Singapore’s Straits Times Index gained 0.4 percent to 3,088.42 at the close. Three stocks rose for every two that fell in the gauge of 30 companies.
Shares on the measure trade at an average 14.2 times estimated earnings, compared with about 15.6 times at the end of 2010, according to data compiled by Bloomberg.
The following shares were among the most active in the market. Stock symbols are in parentheses after the company name.
Developers in China: Homebuilders in China advanced after the nation’s economy grew at a slower pace, a moderation that may ease inflation pressures.
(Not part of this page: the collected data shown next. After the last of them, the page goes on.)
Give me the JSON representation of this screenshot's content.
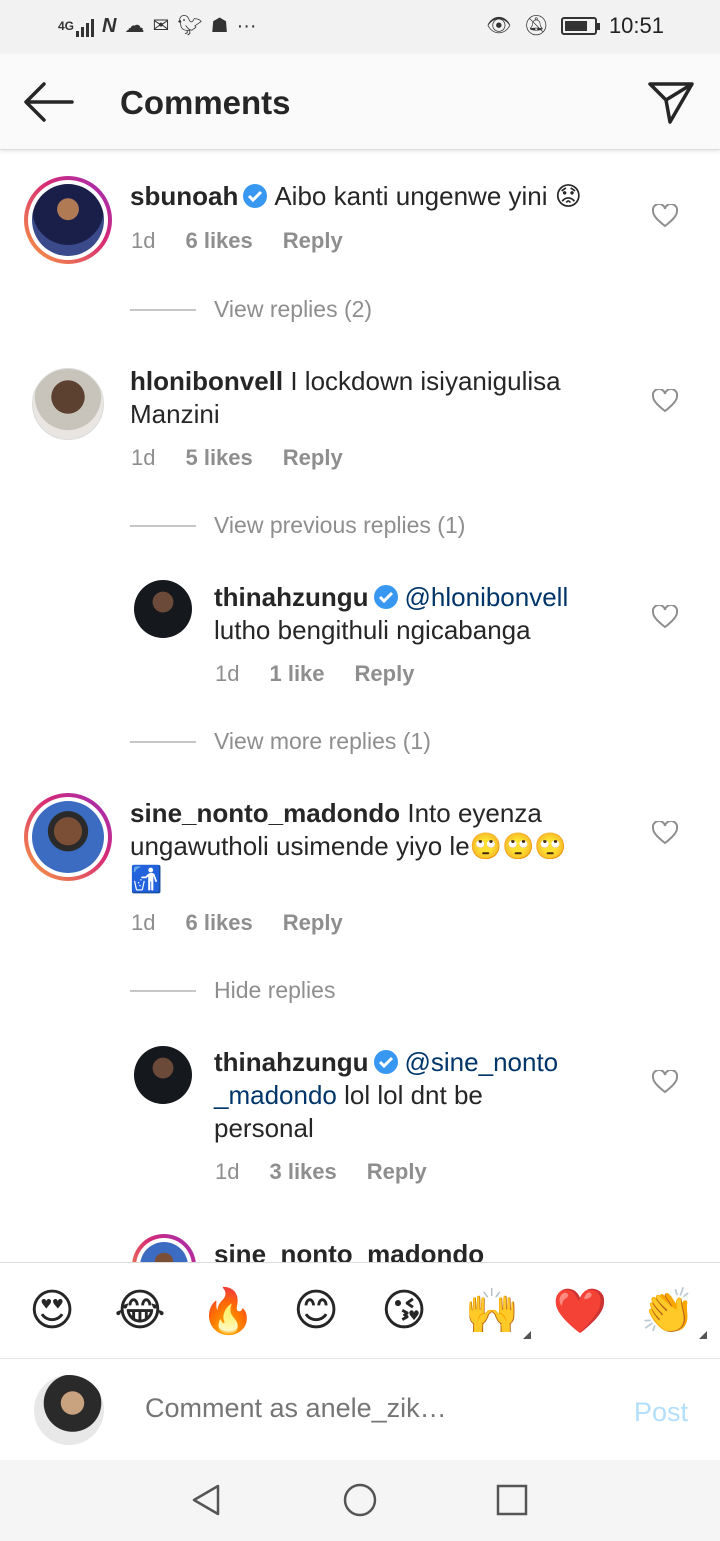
{
  "status_bar": {
    "network": "4G",
    "time": "10:51",
    "icons": [
      "signal-icon",
      "netflix-icon",
      "cloud-icon",
      "mail-icon",
      "twitter-icon",
      "app-icon",
      "more-icon",
      "eye-icon",
      "bell-off-icon",
      "battery-icon"
    ]
  },
  "header": {
    "title": "Comments",
    "back_icon": "back-arrow-icon",
    "send_icon": "direct-message-icon"
  },
  "comments": [
    {
      "username": "sbunoah",
      "verified": true,
      "text": "Aibo kanti ungenwe yini 😟",
      "time": "1d",
      "likes": "6 likes",
      "reply": "Reply",
      "view_replies": "View replies (2)"
    },
    {
      "username": "hlonibonvell",
      "verified": false,
      "text_line1": "I lockdown isiyanigulisa",
      "text_line2": "Manzini",
      "time": "1d",
      "likes": "5 likes",
      "reply": "Reply",
      "view_previous": "View previous replies (1)"
    },
    {
      "username": "thinahzungu",
      "verified": true,
      "mention": "@hlonibonvell",
      "text": "lutho bengithuli ngicabanga",
      "time": "1d",
      "likes": "1 like",
      "reply": "Reply",
      "view_more": "View more replies (1)"
    },
    {
      "username": "sine_nonto_madondo",
      "verified": false,
      "text_line1": "Into eyenza",
      "text_line2": "ungawutholi usimende yiyo le🙄🙄🙄",
      "text_line3": "🚮",
      "time": "1d",
      "likes": "6 likes",
      "reply": "Reply",
      "hide_replies": "Hide replies"
    },
    {
      "username": "thinahzungu",
      "verified": true,
      "mention_line1": "@sine_nonto",
      "mention_line2": "_madondo",
      "text_line2": " lol lol dnt be",
      "text_line3": "personal",
      "time": "1d",
      "likes": "3 likes",
      "reply": "Reply"
    },
    {
      "username": "sine_nonto_madondo"
    }
  ],
  "emoji_bar": [
    "😍",
    "😂",
    "🔥",
    "😊",
    "😘",
    "🙌",
    "❤️",
    "👏"
  ],
  "input": {
    "placeholder": "Comment as anele_zik…",
    "post_label": "Post"
  },
  "navbar": {
    "back": "nav-back-icon",
    "home": "nav-home-icon",
    "recents": "nav-recents-icon"
  },
  "colors": {
    "header_bg": "#fafafa",
    "verified_blue": "#3897f0",
    "mention": "#003569",
    "meta_gray": "#8e8e8e",
    "post_disabled": "#b2dffc"
  }
}
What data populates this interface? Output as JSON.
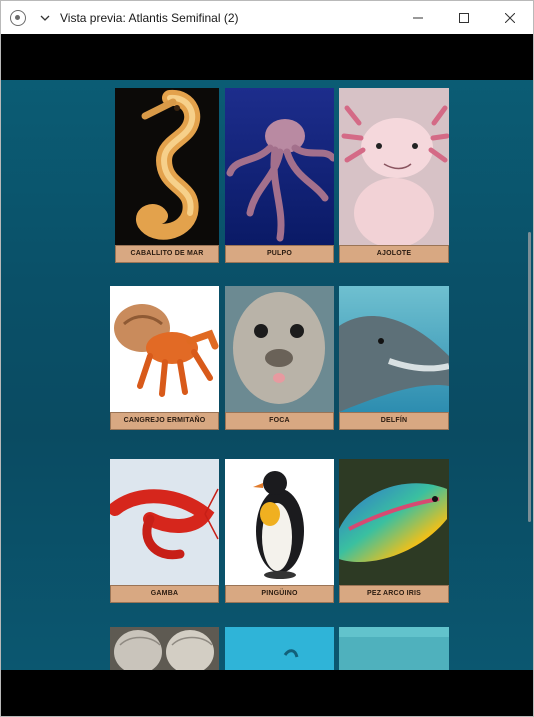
{
  "window": {
    "title": "Vista previa: Atlantis Semifinal (2)",
    "icons": [
      "app-icon",
      "chevron-down-icon",
      "minimize-icon",
      "maximize-icon",
      "close-icon"
    ]
  },
  "colors": {
    "stage_top": "#0b5c74",
    "stage_bottom": "#0a4b62",
    "label_bg": "#d8a882"
  },
  "cards": [
    {
      "label": "CABALLITO DE MAR"
    },
    {
      "label": "PULPO"
    },
    {
      "label": "AJOLOTE"
    },
    {
      "label": "CANGREJO ERMITAÑO"
    },
    {
      "label": "FOCA"
    },
    {
      "label": "DELFÍN"
    },
    {
      "label": "GAMBA"
    },
    {
      "label": "PINGÜINO"
    },
    {
      "label": "PEZ ARCO IRIS"
    }
  ]
}
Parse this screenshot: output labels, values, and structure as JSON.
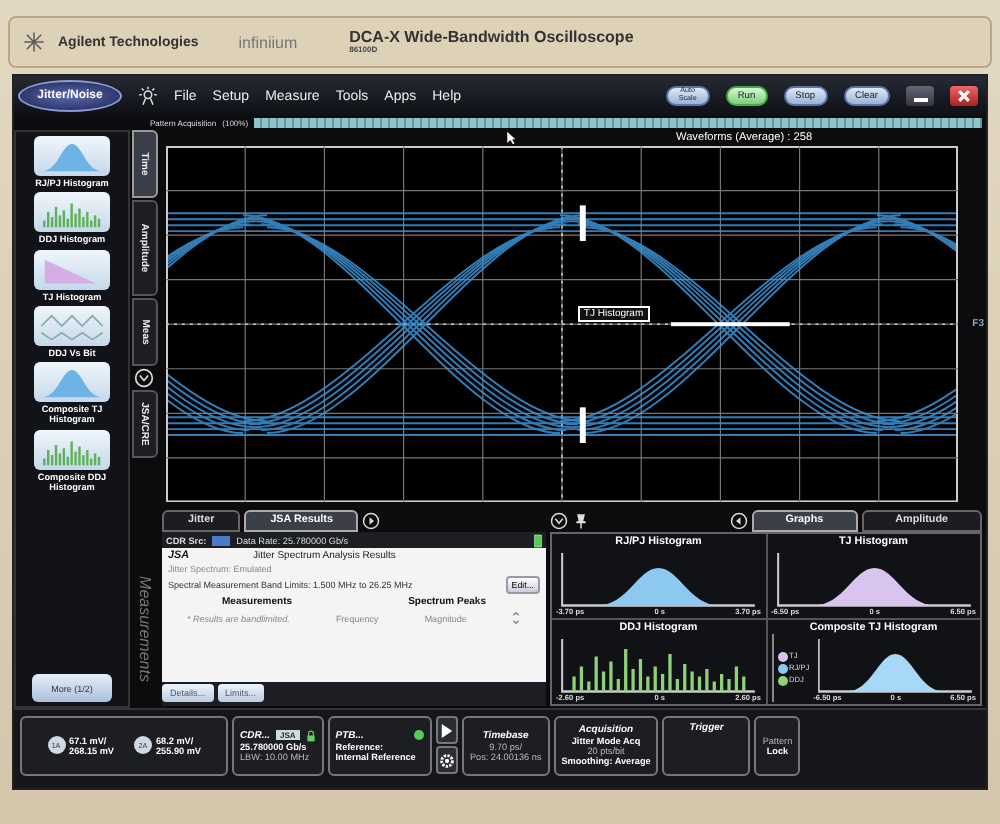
{
  "brand": {
    "company": "Agilent Technologies",
    "product_line": "infiniium",
    "title": "DCA-X Wide-Bandwidth Oscilloscope",
    "model": "86100D"
  },
  "app_button": "Jitter/Noise",
  "menu": [
    "File",
    "Setup",
    "Measure",
    "Tools",
    "Apps",
    "Help"
  ],
  "toolbar_buttons": [
    {
      "label": "Auto Scale",
      "kind": "auto"
    },
    {
      "label": "Run",
      "kind": "run"
    },
    {
      "label": "Stop",
      "kind": "plain"
    },
    {
      "label": "Clear",
      "kind": "plain"
    }
  ],
  "progress": {
    "label": "Pattern Acquisition",
    "percent": "(100%)",
    "level": 1
  },
  "sidebar": {
    "items": [
      {
        "label": "RJ/PJ Histogram",
        "kind": "bell"
      },
      {
        "label": "DDJ Histogram",
        "kind": "bars"
      },
      {
        "label": "TJ Histogram",
        "kind": "slope"
      },
      {
        "label": "DDJ Vs Bit",
        "kind": "steps"
      },
      {
        "label": "Composite TJ Histogram",
        "kind": "bell"
      },
      {
        "label": "Composite DDJ Histogram",
        "kind": "bars"
      }
    ],
    "more": "More (1/2)"
  },
  "vertical_tabs": [
    {
      "label": "Time",
      "selected": true
    },
    {
      "label": "Amplitude",
      "selected": false
    },
    {
      "label": "Meas",
      "selected": false
    },
    {
      "label": "JSA/CRE",
      "selected": false
    }
  ],
  "measurements_label": "Measurements",
  "waveform": {
    "counter": "Waveforms (Average) : 258",
    "marker_label": "TJ Histogram",
    "channel_tag": "F3"
  },
  "panel_left": {
    "tabs": [
      {
        "label": "Jitter",
        "selected": false
      },
      {
        "label": "JSA Results",
        "selected": true
      }
    ],
    "cdr_source_label": "CDR Src:",
    "data_rate": "Data Rate: 25.780000 Gb/s",
    "card": {
      "tag": "JSA",
      "title": "Jitter Spectrum Analysis Results",
      "spectrum": "Jitter Spectrum: Emulated",
      "band_limits": "Spectral Measurement Band Limits: 1.500 MHz to 26.25 MHz",
      "edit": "Edit...",
      "measurements": "Measurements",
      "spectrum_peaks": "Spectrum Peaks",
      "note": "* Results are bandlimited.",
      "frequency": "Frequency",
      "magnitude": "Magnitude"
    },
    "buttons": [
      "Details...",
      "Limits..."
    ]
  },
  "panel_right": {
    "tabs": [
      {
        "label": "Graphs",
        "selected": true
      },
      {
        "label": "Amplitude",
        "selected": false
      }
    ],
    "histograms": [
      {
        "title": "RJ/PJ Histogram",
        "kind": "bell",
        "color": "#8cc8f0",
        "ticks": [
          "-3.70 ps",
          "0 s",
          "3.70 ps"
        ]
      },
      {
        "title": "TJ Histogram",
        "kind": "bell",
        "color": "#d8c4ee",
        "ticks": [
          "-6.50 ps",
          "0 s",
          "6.50 ps"
        ]
      },
      {
        "title": "DDJ Histogram",
        "kind": "bars",
        "color": "#8fd07a",
        "ticks": [
          "-2.60 ps",
          "0 s",
          "2.60 ps"
        ]
      },
      {
        "title": "Composite TJ Histogram",
        "kind": "composite",
        "color": "#a8d8f8",
        "ticks": [
          "-6.50 ps",
          "0 s",
          "6.50 ps"
        ],
        "legend": [
          {
            "label": "TJ",
            "color": "#d8c4ee"
          },
          {
            "label": "RJ/PJ",
            "color": "#8cc8f0"
          },
          {
            "label": "DDJ",
            "color": "#8fd07a"
          }
        ]
      }
    ]
  },
  "status_bar": {
    "channels": [
      {
        "label": "1A",
        "scale": "67.1 mV/",
        "offset": "268.15 mV"
      },
      {
        "label": "2A",
        "scale": "68.2 mV/",
        "offset": "255.90 mV"
      }
    ],
    "cdr": {
      "title": "CDR...",
      "badge": "JSA",
      "rate": "25.780000 Gb/s",
      "lbw": "LBW: 10.00 MHz"
    },
    "ptb": {
      "title": "PTB...",
      "line1": "Reference:",
      "line2": "Internal Reference"
    },
    "timebase": {
      "title": "Timebase",
      "scale": "9.70 ps/",
      "position": "Pos: 24.00136 ns"
    },
    "acquisition": {
      "title": "Acquisition",
      "mode": "Jitter Mode Acq",
      "rate": "20 pts/bit",
      "smoothing": "Smoothing: Average"
    },
    "trigger": {
      "title": "Trigger"
    },
    "pattern": {
      "title": "Pattern",
      "value": "Lock"
    }
  }
}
Demand is holding up in the fastest-growing major economy even after the central bank boosted lending rates five times since mid-October and lifted bank reserve requirements to a record.
CapitaLand Ltd. (CAPL SP), Southeast Asia’s biggest developer that gets about 21 percent of sales from China, climbed 2.4 percent to S$2.95. Yanlord Land Group Ltd. (YLLG SP), a Chinese homebuilder, increased 1.3 percent to S$1.20. Guocoland Ltd. (GUOL SP), the real estate company that counts China as its biggest market, added 0.9 percent to S$2.16.
Noble Group Ltd. (NOBL SP), a Hong Kong-based supplier of commodities, gained 1.1 percent to S$1.895. The company said it will receive $3.2 billion of revolving credit facilities from banks including Citigroup Inc. and DBS Group Holdings Ltd.
Portek International Ltd. (PORT SP), the operator of port facilities in Indonesia, Algeria, Malta and Gabon, surged 6.1 percent to S$1.40 before trading was halted. The company said it received a takeover offer from Mitsui & Co. The Japanese trading company plans to offer S$1.40 per Portek share, it said. That exceeds the S$1.20 per share bid by International Container Terminal Services Inc. of the Philippines.
Singapore Technologies Engineering Ltd. (STE SP): Asia’s biggest aircraft maintenance company rose 1 percent to S$2.99. The company said its ST Kinetics unit won a contract to supply buses to SMRT Corp. (MRT SP), operator of commuter trains, public buses and taxis in Singapore.
Singapore Press Holdings Ltd. (SPH SP), the city-state’s biggest newspaper publisher, lost 0.5 percent to S$3.89. The company said third-quarter net income fell 30 percent to S$114.8 million ($94 million) from a year earlier after it didn’t repeat a gain from the sale of a housing project.